Va bè quel poco che so, l'ho imparato leggendo qua nel forum, sul sito gennarino.org e ovunque si parli di questo argomento in italiano e qualcosa anche in inglese. A posteriori ho trovato anche il ricettario gielleffe che gira in rete, se ti serve te lo posso mandare via mail, lì spiegano 2-3 metodi per ottenere la pm e coltivarla.

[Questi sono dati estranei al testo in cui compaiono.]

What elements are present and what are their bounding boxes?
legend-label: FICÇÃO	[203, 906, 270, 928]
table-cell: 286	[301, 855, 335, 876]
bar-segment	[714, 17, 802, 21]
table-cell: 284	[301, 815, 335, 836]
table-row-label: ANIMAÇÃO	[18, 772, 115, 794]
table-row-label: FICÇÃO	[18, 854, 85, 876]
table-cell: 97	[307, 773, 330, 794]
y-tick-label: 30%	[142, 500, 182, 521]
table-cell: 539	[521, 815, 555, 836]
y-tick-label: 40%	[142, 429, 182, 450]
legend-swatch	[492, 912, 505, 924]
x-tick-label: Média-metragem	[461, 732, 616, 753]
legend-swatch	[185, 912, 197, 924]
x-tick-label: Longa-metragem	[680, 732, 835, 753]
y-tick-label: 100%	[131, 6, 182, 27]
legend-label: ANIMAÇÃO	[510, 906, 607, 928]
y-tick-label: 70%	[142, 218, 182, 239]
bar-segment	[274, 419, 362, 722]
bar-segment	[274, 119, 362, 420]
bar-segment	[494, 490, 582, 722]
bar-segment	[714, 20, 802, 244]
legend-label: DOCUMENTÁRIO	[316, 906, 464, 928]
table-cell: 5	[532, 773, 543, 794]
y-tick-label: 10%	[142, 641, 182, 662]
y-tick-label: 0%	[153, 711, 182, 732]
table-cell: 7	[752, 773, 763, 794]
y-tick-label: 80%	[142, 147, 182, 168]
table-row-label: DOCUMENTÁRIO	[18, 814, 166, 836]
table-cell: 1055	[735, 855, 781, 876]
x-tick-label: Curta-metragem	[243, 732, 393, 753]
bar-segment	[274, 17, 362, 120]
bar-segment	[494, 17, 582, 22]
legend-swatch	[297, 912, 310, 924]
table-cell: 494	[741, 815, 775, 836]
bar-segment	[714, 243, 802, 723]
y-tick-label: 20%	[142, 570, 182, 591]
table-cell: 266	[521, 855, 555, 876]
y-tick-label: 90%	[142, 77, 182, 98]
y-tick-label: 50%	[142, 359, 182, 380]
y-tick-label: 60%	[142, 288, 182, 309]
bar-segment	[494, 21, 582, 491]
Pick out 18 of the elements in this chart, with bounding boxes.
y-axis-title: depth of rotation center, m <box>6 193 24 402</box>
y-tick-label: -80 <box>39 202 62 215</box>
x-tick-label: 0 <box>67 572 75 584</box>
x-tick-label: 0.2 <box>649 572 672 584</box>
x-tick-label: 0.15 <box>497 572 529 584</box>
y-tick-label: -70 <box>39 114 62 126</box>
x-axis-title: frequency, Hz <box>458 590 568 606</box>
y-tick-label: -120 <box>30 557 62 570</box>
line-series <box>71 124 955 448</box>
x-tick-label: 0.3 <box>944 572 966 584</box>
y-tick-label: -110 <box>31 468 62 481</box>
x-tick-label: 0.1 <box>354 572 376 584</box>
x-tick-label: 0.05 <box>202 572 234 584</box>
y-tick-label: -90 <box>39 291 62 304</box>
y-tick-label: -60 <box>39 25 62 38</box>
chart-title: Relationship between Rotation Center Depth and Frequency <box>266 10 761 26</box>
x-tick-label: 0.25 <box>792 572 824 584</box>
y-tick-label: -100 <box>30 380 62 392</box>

Per fare il pane con il metodo che mi sono adattato ultimamente prendo la pm dal frigorifero, (che, dopo il lungo avvio iniziale, non è altro che un pezzo dell'impasto dell'ultimo pane), la spezzetto e la metto in un contenitore o nel cestello della macchina del pane. La copro con acqua bollita lasciata intiepidire in cui ho sciolto un paio di cucchiani di miele o di zucchero di canna. Lascio riposare per circa un quarto d'ora poi avvio la macchina con programma impasto. Quando si è sciolto bene aggiungo farina (in proporzioni variabili, ma quasi sempre c'è della manitoba e dell'integrale biologica) in modo da ottenere un impasto piuttosto morbido, lascio impastare da capo e aspetto che termini il programma. Dopodichè aggiungo una tazzina d'acqua con il sale sciolto, amalgamo e aggiungo altra farina fino ad ottenere una pasta lavorabile a mano. Eventualmente prima di togliere la palla aggiungo un paio di cucchiai di evo (per facilitare il distacco e la lavorabilità), quando è ben mescolata la giro sul tavolo infarinato e dò forma ai panini (montasù, cornetti, bariletti, banane, ecc. per le forme vedi libro delle sorelle Simili) e li metto nella teglia coprendoli con un canovaccio di spugna. Di solito faccio il pane la sera quindi lo lascio lievitare fino alla mattina dopo. Quindi accendo il forno e raggiunti i 250°C metto una teglia sul fondo del forno a scaldare. Dopo poco infilo la teglia con i panini e prima di chiudere lo sportello verso un goccio d'acqua nella teglia sul fondo. Va bè poi lascio cuocere e quasi a termine cottura levo i panini dalla teglia e li trasferisco sulla griglia del forno e li faccio colorire un pochino con il forno ventilato. Poi li sforno, li lascio raffreddare su una griglia per torte e poi o si mangiano o s'imbustano nel freezer per la settimana. Ormai non compriamo pane in panetteria da mesi!!
Spero di essere stato esaustivo se hai dubbi chiedi, e se sarò in grado ti rispondo!
Ora pongo una domanda di nuovo su questo metodo senza impasto. So che è già stato chiesto ma so che siete andati avanti a far esperimenti.
Viene meglio cotto nel contenitore chiuso o direttamente sulla teglia??